Retraining Displaced Workers

October 13, 2010

The Problem

Workers—especially those with long tenures spent honing skills that are no longer viable in the current marketplace—experience significant earnings losses when they are displaced. While federal programs for worker retraining exist, most people pay for their own training at private institutions or community colleges, which contributes to an ad hoc and weak national worker retraining system marked by low quality and disharmony between workplace needs and training programs.

The Proposal

A more holistic training system should include the ability for displaced, but rehired, workers to access Pell Grants for part-time coursework; increased federal funding for community colleges in geographic areas especially distressed by economic downturns; and reform of how high-demand classes—such as technical and health-care courses, which are often costlier to conduct—are funded within community colleges. Further initiatives should include targeting training-ready displaced workers, linking financial aid to performance, and standardized and customized curriculums for job training programs, among others.


Abstract

Robert LaLonde of the University of Chicago and Daniel Sullivan of the Federal Reserve Bank of Chicago suggest that retraining through our nation’s community colleges is a way to reduce the skills gaps of at least some of these displaced workers and increase their reemployment earnings. Although workers may still experience significant earnings losses relative to their previous positions, training can be a socially desirable investment that can help trim these losses and have positive effects on their communities. This is an important form of social insurance for workers who experience earnings losses due to structural changes in the economy. In addition, workers may underinvest in training due to credit constraints, poor information about returns, and/or because some of the benefits accrue to society through tax receipts and lower social insurance payments.

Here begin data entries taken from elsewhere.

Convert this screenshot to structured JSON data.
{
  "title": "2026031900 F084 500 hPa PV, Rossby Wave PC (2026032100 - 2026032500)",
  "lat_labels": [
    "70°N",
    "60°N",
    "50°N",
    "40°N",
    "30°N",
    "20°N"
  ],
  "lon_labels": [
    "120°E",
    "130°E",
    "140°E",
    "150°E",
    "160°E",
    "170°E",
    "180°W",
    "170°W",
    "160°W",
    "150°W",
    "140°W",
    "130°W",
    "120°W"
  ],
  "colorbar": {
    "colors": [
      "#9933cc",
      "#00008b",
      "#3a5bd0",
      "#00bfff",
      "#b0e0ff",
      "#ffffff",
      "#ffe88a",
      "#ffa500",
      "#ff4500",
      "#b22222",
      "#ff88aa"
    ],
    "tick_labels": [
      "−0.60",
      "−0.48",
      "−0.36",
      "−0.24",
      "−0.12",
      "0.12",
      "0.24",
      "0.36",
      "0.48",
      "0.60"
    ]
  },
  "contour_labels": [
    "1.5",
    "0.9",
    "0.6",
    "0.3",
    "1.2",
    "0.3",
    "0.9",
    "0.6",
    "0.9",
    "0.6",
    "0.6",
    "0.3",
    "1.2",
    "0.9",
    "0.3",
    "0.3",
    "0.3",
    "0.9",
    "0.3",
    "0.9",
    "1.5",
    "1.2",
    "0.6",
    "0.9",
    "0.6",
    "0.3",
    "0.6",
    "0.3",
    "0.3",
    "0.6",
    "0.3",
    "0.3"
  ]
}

The authors’ proposal would increase the quantity and quality of retraining by increasing Pell Grants for training-ready displaced workers, augmenting funding for community colleges so that states and localities do not cut budgets when demand for retraining is increasing, and reforming funding mechanisms so that more money is directed toward vocational training programs that produce higher returns for displaced workers. The authors also recommend that the Departments of Education and Labor both facilitate the development of standard curricula for retraining displaced workers and evaluate community college and privately provided programs.